The query optimizer automatically decides which parts of the query to execute in which order, and which indexes to use (the access path).
The relational model thus made it much easier to add new features to applications.
The main arguments in favour of the document data model are schema flexibility, better performance due to locality, and sometimes closer data structures to the ones used by the applications. The relation model counters by providing better support for joins, and many-to-one and many-to-many relationships.
Schema flexibility
Most document databases do not enforce any schema on the data in documents. Arbitrary keys and values can be added to a document, when reading, clients have no guarantees as to what fields the documents may contain.
Document databases are sometimes called schemaless, but maybe a more appropriate term is schema-on-read, in contrast to schema-on-write.
Schema-on-read is similar to dynamic (runtime) type checking, whereas schema-on-write is similar to static (compile-time) type checking.
Data locality for queries
If your application often needs to access the entire document, there is a performance advantage to this storage locality.
The database typically needs to load the entire document, even if you access only a small portion of it. On updates, the entire document usually needs to be rewritten, it is recommended that you keep documents fairly small.
Convergence of document and relational databases
PostgreSQL does support JSON documents. RethinkDB supports relational-like joins in its query language and some MongoDB drivers automatically resolve database references. Relational and document databases are becoming more similar over time.
Query languages for data
SQL is a declarative query language. In an imperative language, you tell the computer to perform certain operations in order.
In a declarative query language you just specify the pattern of the data you want, but not how to achieve that goal.
A declarative query language hides implementation details of the database engine, making it possible for the database system to introduce performance improvements without requiring any changes to queries.
MapReduce querying
MapReduce is a programming model for processing large amounts of data in bulk across many machines, popularised by Google.
Graph-like data models
If many-to-many relationships are very common in your application, it becomes more natural to start modelling your data as a graph.
A graph consists of vertices (nodes or entities) and edges (relationships or arcs).
There are several ways of structuring and querying the data. The property graph model (implemented by Neo4j, Titan, and Infinite Graph) and the triple-store model (implemented by Datomic, AllegroGraph, and others). There are also three declarative query languages for graphs: Cypher, SPARQL, and Datalog.
The foundation: Datalog
Datalog provides the foundation that later query languages build upon. Its model is similar to the triple-store model, generalised a bit. Instead of writing a triple (subject, predicate, object), we write as predicate(subject, object).
We define rules that tell the database about new predicates and rules can refer to other rules, just like functions can call other functions or recursively call themselves.

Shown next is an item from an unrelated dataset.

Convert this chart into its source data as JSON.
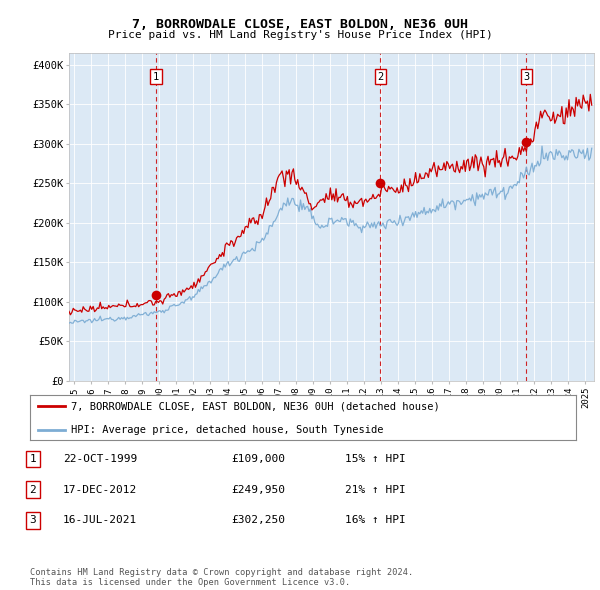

Rules can be combined and reused in different queries. It’s less convenient for simple one-off queries, but it can cope better if your data is complex.
Property graphs
Add graph here
- Cypher is a declarative language for property graphs created by Neo4j
- Graph queries in SQL. In a relational database, you usually know in advance which joins you need in your query. In a graph query, the number if joins is not fixed in advance. In Cypher
:WITHIN*0...
expresses “follow aWITHIN
edge, zero or more times” (like the*
operator in a regular expression). This idea of variable-length traversal paths in a query can be expressed using something called recursive common table expressions (theWITH RECURSIVE
syntax).
Triple-stores and SPARQL
In a triple-store, all information is stored in the form of very simple three-part statements: subject, predicate, object (peg: Jim, likes, bananas). A triple is equivalent to a vertex in graph.
The SPARQL query language
SPARQL is a query language for triple-stores using the RDF data model.